Jon Johansen, author of the "DeCSS" computer program which removes the encryption from DVD video discs, has pleaded innocent in a Norwegian courtroom to charges relating to his role in the software.
DeCSS came into the spotlight when the Motion Picture Association of America (MPAA) and the DVD Copy Control Association filed lawsuits against 2600 and others, for distributing the program on the web. The very existence of DeCSS was seen in the U.S. as a violation of the Digital Millennium Copyright Act (DMCA).
From the beginning, Johansen and others have been dumbfounded by the attention the authorities have given to DeCSS. The program is only a tool, and like any other tool, it can be used for purposes which may or may not be legal - the tool itself cannot be at fault. It is a fact that Johansen started work on the software not for any type of piracy, but to allow DVD videos to be played on Linux computers.
But after years of alleged "investigation" by authorities in Norway, Johansen has been charged with computer break-in for his role in DeCSS. (A more likely explanation for the long delay in charging Johansen is that the Norwegian authorities didn't care to pursue the case, until the MPAA recently contacted them with a complaint.)

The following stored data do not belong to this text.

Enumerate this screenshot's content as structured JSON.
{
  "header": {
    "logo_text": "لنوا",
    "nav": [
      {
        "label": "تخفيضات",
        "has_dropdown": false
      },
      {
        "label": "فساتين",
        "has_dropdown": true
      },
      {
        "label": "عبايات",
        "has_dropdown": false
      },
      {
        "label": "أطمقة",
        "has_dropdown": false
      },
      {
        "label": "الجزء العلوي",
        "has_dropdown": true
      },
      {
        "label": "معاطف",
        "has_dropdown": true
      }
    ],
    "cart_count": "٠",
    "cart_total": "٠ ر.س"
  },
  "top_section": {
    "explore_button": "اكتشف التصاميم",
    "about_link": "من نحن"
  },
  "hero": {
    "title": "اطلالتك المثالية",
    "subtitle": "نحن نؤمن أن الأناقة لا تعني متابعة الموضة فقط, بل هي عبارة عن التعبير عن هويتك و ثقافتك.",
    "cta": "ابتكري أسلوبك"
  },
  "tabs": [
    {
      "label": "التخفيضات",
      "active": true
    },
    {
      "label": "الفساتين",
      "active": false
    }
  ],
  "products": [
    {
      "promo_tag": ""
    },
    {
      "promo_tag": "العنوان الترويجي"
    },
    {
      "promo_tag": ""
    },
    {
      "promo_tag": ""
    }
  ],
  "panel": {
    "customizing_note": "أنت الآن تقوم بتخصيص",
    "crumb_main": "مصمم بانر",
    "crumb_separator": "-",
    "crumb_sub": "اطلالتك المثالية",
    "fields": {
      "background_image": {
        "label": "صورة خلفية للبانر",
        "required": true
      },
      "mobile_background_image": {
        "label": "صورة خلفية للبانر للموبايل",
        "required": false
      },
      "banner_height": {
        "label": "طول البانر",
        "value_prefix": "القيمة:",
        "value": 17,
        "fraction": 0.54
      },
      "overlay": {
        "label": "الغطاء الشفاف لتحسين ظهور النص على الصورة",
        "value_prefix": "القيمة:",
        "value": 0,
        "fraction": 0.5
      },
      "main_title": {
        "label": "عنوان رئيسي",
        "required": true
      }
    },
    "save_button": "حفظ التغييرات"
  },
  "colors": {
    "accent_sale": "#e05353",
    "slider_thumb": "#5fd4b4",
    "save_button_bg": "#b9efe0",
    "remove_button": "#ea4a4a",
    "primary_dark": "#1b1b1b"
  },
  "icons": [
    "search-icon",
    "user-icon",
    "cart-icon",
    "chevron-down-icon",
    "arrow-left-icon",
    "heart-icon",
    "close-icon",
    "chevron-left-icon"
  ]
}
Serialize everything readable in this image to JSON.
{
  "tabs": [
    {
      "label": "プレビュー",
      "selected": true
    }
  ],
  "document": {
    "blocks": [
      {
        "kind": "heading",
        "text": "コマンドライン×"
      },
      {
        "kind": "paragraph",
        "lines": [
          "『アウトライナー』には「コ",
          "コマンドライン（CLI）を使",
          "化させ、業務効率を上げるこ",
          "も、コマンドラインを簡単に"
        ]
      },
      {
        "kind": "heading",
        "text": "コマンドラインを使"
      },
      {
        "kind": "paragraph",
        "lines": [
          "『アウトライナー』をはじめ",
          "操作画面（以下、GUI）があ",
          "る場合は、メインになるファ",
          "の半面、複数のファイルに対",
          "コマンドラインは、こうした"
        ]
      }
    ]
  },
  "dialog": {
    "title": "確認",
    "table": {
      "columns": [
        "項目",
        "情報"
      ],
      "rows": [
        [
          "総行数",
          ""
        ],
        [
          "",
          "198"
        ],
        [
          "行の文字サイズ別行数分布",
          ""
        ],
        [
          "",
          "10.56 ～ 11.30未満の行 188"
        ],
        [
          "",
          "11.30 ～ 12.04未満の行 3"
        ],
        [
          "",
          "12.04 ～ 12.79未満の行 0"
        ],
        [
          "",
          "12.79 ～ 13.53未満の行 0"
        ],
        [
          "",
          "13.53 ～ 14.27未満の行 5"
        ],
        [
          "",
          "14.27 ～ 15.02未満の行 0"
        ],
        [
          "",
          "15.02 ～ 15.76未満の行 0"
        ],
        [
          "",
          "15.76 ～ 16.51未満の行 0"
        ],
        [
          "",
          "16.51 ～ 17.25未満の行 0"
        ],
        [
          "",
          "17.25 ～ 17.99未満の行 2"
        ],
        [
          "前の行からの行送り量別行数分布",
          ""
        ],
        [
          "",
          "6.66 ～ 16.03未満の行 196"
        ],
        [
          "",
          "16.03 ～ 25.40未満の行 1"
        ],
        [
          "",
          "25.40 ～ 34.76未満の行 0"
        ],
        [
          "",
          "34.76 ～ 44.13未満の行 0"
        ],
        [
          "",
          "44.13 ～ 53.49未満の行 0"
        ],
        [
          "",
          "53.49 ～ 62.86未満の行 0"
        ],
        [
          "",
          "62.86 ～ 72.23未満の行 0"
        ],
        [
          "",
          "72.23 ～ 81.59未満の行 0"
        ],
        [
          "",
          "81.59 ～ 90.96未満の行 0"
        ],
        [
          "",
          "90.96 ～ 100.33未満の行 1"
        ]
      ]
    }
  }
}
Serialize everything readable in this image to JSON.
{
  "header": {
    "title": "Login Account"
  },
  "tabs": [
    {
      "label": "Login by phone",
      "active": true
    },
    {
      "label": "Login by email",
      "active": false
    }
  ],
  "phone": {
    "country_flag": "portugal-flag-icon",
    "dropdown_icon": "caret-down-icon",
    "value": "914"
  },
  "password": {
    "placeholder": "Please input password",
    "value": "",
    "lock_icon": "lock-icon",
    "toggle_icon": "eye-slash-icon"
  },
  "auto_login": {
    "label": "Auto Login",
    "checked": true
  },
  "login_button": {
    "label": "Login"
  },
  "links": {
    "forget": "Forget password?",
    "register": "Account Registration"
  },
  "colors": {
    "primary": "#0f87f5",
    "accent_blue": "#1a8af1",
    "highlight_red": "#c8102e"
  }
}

Although Norway has no legal equivalent to the DMCA, it has particularly strong laws against violating copyrights and computer security. Based on opening statements, it seems that the prosecution will attempt to show that Johansen, who wrote DeCSS with help from some anonymous friends, is part of an international network of criminals bent on cracking DVD movies for piracy.
According to an article by the Associated Press, the 19-year-old Johansen went into court today with an admirably strong posture. He asserted his innocence, and said that only "the economic crime police and the film industry" believe him to be guilty. He also reiterated his claim that he has only ever used DeCSS on DVDs which he purchased legitimately.
Johansen's trial is expected to last five days, with a verdict in January.